Im internen «Regelwerk» heisst es: «Nur das vorgeschlagene Upselling ist erlaubt, Downsellings sind untersagt!» Das heisst: Für den Kunden darf es nach der «Beratung» nur teurer werden. Ein Kundendienstmitarbeiter sagt: «Die günstigsten Abos ‹Freedom Start› erscheinen gar nicht in der Übersicht, selbst wenn der Kunde damit am besten fahren würde. Verkaufe ich das Abo trotzdem, tadelt mich der Chef. Zudem wirkt es sich auf den Lohn negativ aus.»
Sunrise-Sprecher Stefan Kern: «Bei günstigeren Abos gibt es weniger Inklusivleistung. Deshalb laufen Kunden Gefahr, hohe Rechnungen zu erhalten.»
Geister-SMS von Sunrise
Sunrise berechnete SMS, die Handy-Besitzer gar nicht verschickt hatten.
K-Tipp Leser Eduard Rosenstein aus Zumikon ZH hat ein Handyabo von Sunrise. Im Preis sind 40 SMS inbegriffen.
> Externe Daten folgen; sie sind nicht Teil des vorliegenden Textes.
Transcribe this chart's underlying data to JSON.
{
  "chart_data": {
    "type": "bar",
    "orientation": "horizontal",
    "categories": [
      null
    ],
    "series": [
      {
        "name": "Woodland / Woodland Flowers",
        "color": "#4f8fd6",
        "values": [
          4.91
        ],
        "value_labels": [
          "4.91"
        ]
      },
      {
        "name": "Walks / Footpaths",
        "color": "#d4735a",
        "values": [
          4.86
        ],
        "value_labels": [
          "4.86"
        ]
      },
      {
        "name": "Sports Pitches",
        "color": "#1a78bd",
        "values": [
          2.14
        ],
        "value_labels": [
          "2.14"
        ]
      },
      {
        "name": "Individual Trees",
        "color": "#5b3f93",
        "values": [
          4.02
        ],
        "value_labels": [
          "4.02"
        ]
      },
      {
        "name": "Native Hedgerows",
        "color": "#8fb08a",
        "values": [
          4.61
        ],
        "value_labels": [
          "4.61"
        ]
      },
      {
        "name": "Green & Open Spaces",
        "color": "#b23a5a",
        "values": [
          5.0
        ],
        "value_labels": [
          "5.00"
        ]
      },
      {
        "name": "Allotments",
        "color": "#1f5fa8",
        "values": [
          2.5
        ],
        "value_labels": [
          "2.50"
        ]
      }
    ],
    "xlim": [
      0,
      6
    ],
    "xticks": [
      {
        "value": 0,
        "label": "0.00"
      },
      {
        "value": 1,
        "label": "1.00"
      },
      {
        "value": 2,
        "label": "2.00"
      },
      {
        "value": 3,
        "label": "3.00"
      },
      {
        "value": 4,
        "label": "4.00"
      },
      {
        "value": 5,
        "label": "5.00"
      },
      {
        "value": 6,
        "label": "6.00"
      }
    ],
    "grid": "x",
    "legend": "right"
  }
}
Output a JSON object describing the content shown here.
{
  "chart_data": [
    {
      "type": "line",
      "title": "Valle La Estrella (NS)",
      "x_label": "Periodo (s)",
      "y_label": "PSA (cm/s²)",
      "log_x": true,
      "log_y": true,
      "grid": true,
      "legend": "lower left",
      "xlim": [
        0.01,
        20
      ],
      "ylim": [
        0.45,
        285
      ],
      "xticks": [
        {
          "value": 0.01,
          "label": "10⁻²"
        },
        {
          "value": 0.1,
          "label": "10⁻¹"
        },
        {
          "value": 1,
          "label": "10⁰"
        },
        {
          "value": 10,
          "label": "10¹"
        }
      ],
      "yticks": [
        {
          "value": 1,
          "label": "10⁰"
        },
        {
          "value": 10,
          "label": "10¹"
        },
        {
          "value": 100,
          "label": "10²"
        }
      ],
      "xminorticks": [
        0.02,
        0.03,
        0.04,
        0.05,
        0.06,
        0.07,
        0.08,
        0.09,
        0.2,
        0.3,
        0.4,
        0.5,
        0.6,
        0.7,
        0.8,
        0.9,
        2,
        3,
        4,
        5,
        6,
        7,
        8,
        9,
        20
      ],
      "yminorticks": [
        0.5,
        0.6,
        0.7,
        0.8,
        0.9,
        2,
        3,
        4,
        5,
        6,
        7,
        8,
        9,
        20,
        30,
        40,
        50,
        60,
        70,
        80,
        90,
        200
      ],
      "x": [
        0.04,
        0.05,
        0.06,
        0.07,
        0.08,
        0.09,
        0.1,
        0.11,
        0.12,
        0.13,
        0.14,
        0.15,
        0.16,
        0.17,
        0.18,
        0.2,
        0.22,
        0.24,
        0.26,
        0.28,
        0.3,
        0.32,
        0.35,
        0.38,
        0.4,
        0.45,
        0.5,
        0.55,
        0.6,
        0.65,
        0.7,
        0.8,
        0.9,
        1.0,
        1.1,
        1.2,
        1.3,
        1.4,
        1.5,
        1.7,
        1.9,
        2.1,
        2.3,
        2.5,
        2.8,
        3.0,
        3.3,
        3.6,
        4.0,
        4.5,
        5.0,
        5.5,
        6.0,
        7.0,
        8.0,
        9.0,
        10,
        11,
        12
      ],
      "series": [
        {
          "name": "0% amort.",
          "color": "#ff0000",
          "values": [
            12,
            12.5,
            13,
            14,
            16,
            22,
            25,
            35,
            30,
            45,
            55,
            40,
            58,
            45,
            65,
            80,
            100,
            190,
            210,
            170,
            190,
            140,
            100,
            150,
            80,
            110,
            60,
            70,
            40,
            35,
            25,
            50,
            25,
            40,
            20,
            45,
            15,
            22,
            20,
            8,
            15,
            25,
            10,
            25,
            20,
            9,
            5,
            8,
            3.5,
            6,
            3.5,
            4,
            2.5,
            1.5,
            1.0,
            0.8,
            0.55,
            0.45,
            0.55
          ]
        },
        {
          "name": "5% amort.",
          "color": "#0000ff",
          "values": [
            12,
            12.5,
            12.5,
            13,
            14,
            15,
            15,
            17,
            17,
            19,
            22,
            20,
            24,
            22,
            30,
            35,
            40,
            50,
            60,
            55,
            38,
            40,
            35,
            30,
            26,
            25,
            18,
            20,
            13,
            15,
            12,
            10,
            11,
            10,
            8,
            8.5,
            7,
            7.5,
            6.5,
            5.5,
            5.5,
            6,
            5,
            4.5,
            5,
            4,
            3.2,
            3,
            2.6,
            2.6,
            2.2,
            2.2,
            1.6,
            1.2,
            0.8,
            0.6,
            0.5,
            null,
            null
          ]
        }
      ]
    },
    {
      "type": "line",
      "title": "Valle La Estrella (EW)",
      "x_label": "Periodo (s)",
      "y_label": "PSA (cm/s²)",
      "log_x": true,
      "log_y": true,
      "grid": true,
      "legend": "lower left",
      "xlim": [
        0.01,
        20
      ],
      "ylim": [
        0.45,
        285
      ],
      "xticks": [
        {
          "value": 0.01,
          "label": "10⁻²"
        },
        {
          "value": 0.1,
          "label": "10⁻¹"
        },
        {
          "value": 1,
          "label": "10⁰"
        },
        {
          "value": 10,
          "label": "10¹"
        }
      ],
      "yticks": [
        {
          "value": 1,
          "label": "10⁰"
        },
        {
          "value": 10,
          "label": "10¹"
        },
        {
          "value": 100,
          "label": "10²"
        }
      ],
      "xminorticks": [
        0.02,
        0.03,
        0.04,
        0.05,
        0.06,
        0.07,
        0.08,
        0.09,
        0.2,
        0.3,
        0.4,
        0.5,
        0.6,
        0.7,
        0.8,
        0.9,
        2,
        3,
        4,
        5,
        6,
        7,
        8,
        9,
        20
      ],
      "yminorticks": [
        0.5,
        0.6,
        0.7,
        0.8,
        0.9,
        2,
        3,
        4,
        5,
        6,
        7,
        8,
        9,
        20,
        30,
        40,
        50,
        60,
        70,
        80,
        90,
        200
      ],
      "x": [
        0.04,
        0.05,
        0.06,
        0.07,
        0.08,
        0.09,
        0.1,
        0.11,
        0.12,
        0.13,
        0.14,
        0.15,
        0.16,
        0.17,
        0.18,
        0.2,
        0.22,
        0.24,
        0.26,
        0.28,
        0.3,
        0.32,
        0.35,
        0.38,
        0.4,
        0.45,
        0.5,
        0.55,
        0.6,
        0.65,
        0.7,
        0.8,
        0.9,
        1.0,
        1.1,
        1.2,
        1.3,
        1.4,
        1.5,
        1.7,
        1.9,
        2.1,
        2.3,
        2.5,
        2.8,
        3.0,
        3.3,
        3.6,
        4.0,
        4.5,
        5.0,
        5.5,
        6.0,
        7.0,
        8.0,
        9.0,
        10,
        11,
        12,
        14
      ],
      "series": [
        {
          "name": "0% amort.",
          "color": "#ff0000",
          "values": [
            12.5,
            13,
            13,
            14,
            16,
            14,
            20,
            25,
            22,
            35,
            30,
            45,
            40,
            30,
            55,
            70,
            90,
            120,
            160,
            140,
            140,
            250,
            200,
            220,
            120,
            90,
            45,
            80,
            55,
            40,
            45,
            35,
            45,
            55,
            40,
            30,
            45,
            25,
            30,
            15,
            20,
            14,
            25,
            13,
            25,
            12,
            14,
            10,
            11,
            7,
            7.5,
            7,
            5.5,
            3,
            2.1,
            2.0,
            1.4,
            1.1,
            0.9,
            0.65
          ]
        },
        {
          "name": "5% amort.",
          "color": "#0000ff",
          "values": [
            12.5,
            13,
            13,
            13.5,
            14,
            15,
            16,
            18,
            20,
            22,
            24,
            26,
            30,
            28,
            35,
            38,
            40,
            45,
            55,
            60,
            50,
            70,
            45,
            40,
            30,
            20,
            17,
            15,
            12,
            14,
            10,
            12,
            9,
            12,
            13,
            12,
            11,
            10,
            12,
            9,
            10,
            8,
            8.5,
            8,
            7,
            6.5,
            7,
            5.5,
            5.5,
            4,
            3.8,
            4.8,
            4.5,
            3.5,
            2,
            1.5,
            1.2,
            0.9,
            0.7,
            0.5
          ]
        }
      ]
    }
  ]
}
Darum bemerkte er nicht gleich, dass sein Handy ab dem 19. August ohne sein Zutun Kurznachrichten verschickt haben soll. «Laut Sunrise-Rechnung hatte mein Handy jeweils morgens und abends je drei SMS verschickt», erklärt Rosenstein.
Auffällig sei, dass das immer dann geschehen sei, wenn er sich auf der Website der Postfinance eingeloggt habe. Auf Rosenbergs Handy waren die in Rechnung gestellten SMS nicht zu sehen. Auch der Empfänger der Nachrichten – eine Tauchschule im Tessin – wusste nichts von solchen SMS.
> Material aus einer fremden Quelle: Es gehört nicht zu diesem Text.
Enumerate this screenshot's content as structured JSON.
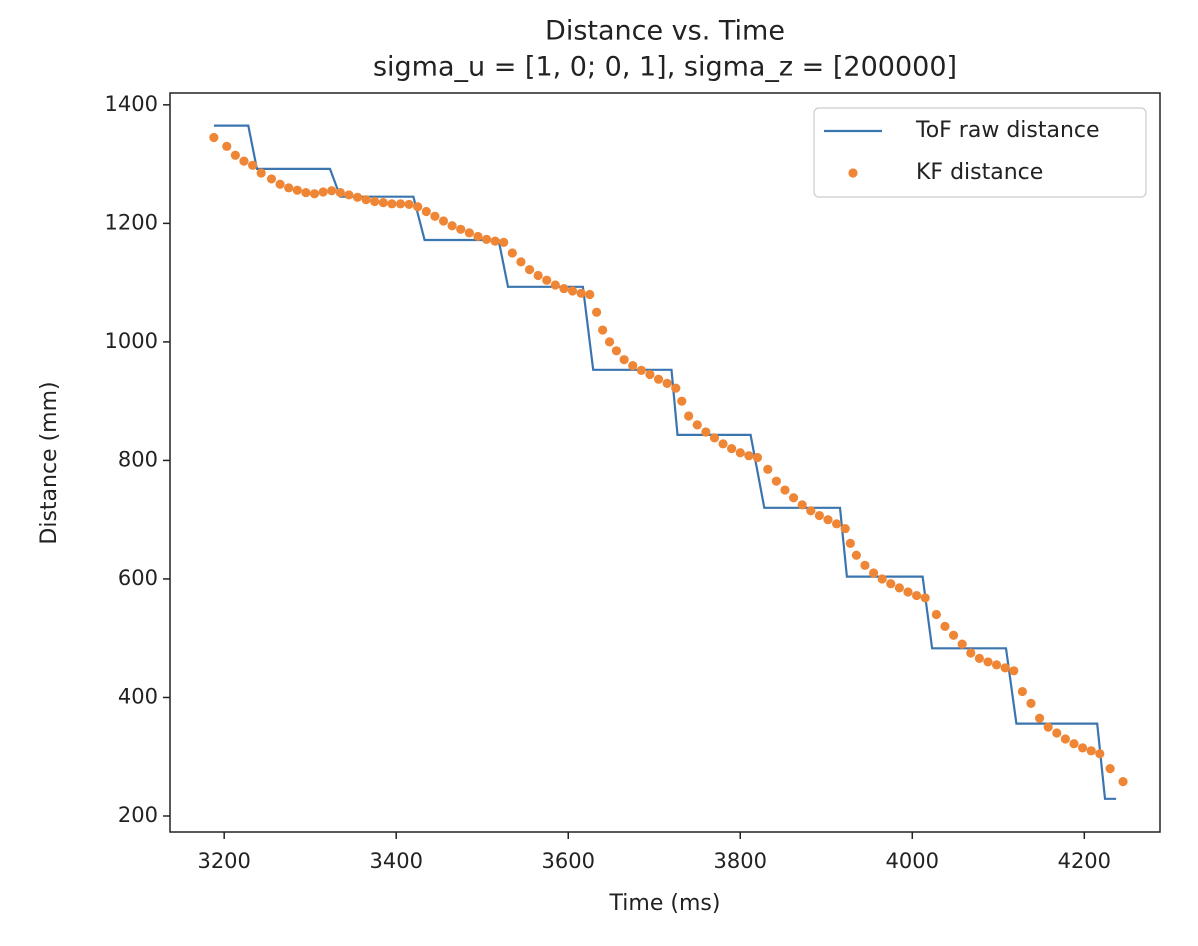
{
  "chart_data": {
    "type": "line",
    "title": "Distance vs. Time",
    "subtitle": "sigma_u = [1, 0; 0, 1], sigma_z = [200000]",
    "x_label": "Time (ms)",
    "y_label": "Distance (mm)",
    "xlim": [
      3137,
      4288
    ],
    "ylim": [
      173,
      1420
    ],
    "xticks": [
      3200,
      3400,
      3600,
      3800,
      4000,
      4200
    ],
    "yticks": [
      200,
      400,
      600,
      800,
      1000,
      1200,
      1400
    ],
    "legend": "upper right",
    "series": [
      {
        "name": "ToF raw distance",
        "type": "line",
        "color": "#3b75af",
        "x": [
          3188,
          3228,
          3238,
          3323,
          3335,
          3420,
          3433,
          3519,
          3530,
          3617,
          3629,
          3720,
          3727,
          3812,
          3828,
          3916,
          3924,
          4012,
          4023,
          4109,
          4121,
          4215,
          4224,
          4237
        ],
        "values": [
          1365,
          1365,
          1292,
          1292,
          1245,
          1245,
          1172,
          1172,
          1093,
          1093,
          953,
          953,
          843,
          843,
          720,
          720,
          604,
          604,
          483,
          483,
          356,
          356,
          229,
          229
        ]
      },
      {
        "name": "KF distance",
        "type": "scatter",
        "color": "#ef8636",
        "x": [
          3188,
          3203,
          3213,
          3223,
          3233,
          3243,
          3255,
          3265,
          3275,
          3285,
          3295,
          3305,
          3315,
          3325,
          3335,
          3345,
          3355,
          3365,
          3375,
          3385,
          3395,
          3405,
          3415,
          3425,
          3435,
          3445,
          3455,
          3465,
          3475,
          3485,
          3495,
          3505,
          3515,
          3525,
          3535,
          3545,
          3555,
          3565,
          3575,
          3585,
          3595,
          3605,
          3615,
          3625,
          3633,
          3640,
          3648,
          3656,
          3665,
          3675,
          3685,
          3695,
          3705,
          3715,
          3725,
          3732,
          3740,
          3750,
          3760,
          3770,
          3780,
          3790,
          3800,
          3810,
          3820,
          3832,
          3842,
          3852,
          3862,
          3872,
          3882,
          3892,
          3902,
          3912,
          3922,
          3928,
          3935,
          3945,
          3955,
          3965,
          3975,
          3985,
          3995,
          4005,
          4015,
          4028,
          4038,
          4048,
          4058,
          4068,
          4078,
          4088,
          4098,
          4108,
          4118,
          4128,
          4138,
          4148,
          4158,
          4168,
          4178,
          4188,
          4198,
          4208,
          4218,
          4230,
          4245
        ],
        "values": [
          1345,
          1330,
          1315,
          1305,
          1298,
          1285,
          1275,
          1266,
          1260,
          1256,
          1252,
          1250,
          1253,
          1255,
          1252,
          1248,
          1244,
          1240,
          1237,
          1235,
          1233,
          1233,
          1232,
          1228,
          1220,
          1212,
          1204,
          1196,
          1190,
          1184,
          1178,
          1173,
          1170,
          1168,
          1150,
          1135,
          1122,
          1112,
          1104,
          1096,
          1090,
          1086,
          1082,
          1080,
          1050,
          1020,
          1000,
          985,
          970,
          960,
          952,
          945,
          937,
          930,
          922,
          900,
          875,
          860,
          848,
          838,
          828,
          820,
          813,
          808,
          805,
          785,
          765,
          750,
          737,
          725,
          715,
          707,
          700,
          693,
          685,
          660,
          640,
          623,
          610,
          600,
          592,
          585,
          578,
          572,
          568,
          540,
          520,
          505,
          490,
          475,
          466,
          460,
          455,
          450,
          445,
          410,
          390,
          365,
          350,
          340,
          330,
          322,
          315,
          310,
          305,
          280,
          258
        ]
      }
    ]
  }
}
Anfang September reklamierte Rosenstein bei Sunrise. Doch auch nach mehrmaligem Hin und Her bestand die Telecom-Firma auf Bezahlung der nicht verschickten SMS. Rosenstein: «Ich wurde hingehalten und musste mein Problem jedes Mal von neuem erklären. Einmal wurde der Hörer nach 45 Minuten Warten einfach aufgelegt.»
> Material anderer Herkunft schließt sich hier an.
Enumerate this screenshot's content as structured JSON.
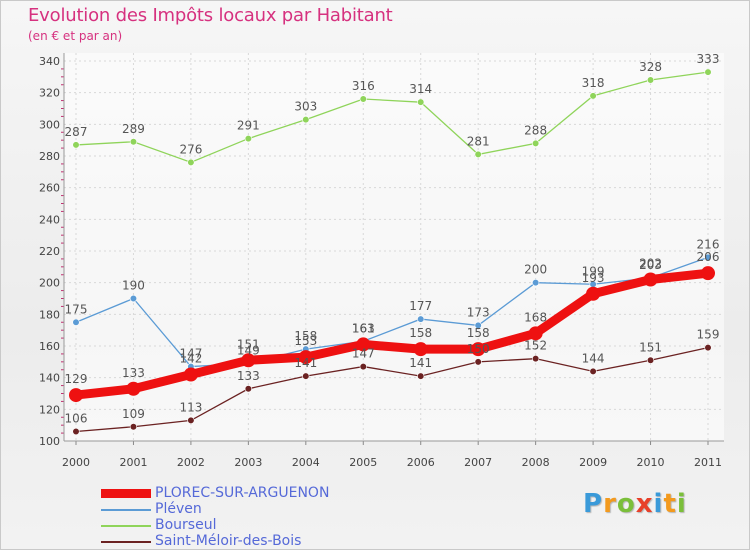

Da die Geister-SMS jeweils im Zusammenhang mit den Postfinance-Logins in Rechnung gestellt wurden, fragte Rosenstein dort ebenfalls nach. Die Antwort der Postfinance: Das Problem sei bekannt – und Sunrise bereits darüber informiert worden.
Fehleinstellung im Handynetz
Rosenstein gelangte ein weiteres Mal an Sunrise. Dort kam schliesslich ein Spezialist der Sache auf die Spur: Sunrise hatte eine Fehleinstellung in ihrem Handynetz. Im November wurden Rosenstein alle zu Unrecht erhobenen Kosten erlassen – nach fast drei Monaten.
Als der K-Tipp bei Sunrise nachfragte, entschuldigte man sich wegen der langen Wartezeit: «Aufgrund der Komplexität des Anliegens konnten wir die Anfrage des Kunden nicht innert der gewohnten Frist beantworten», sagt Sprecher Roger Schaller. Auch den 69 anderen Kunden, die das gleiche Problem hatten, seien die Kosten erlassen worden.
Tipp: Alle Telecom-Rechnungen genau prüfen – und bei Unklarheiten nur den unbestrittenen Betrag zahlen.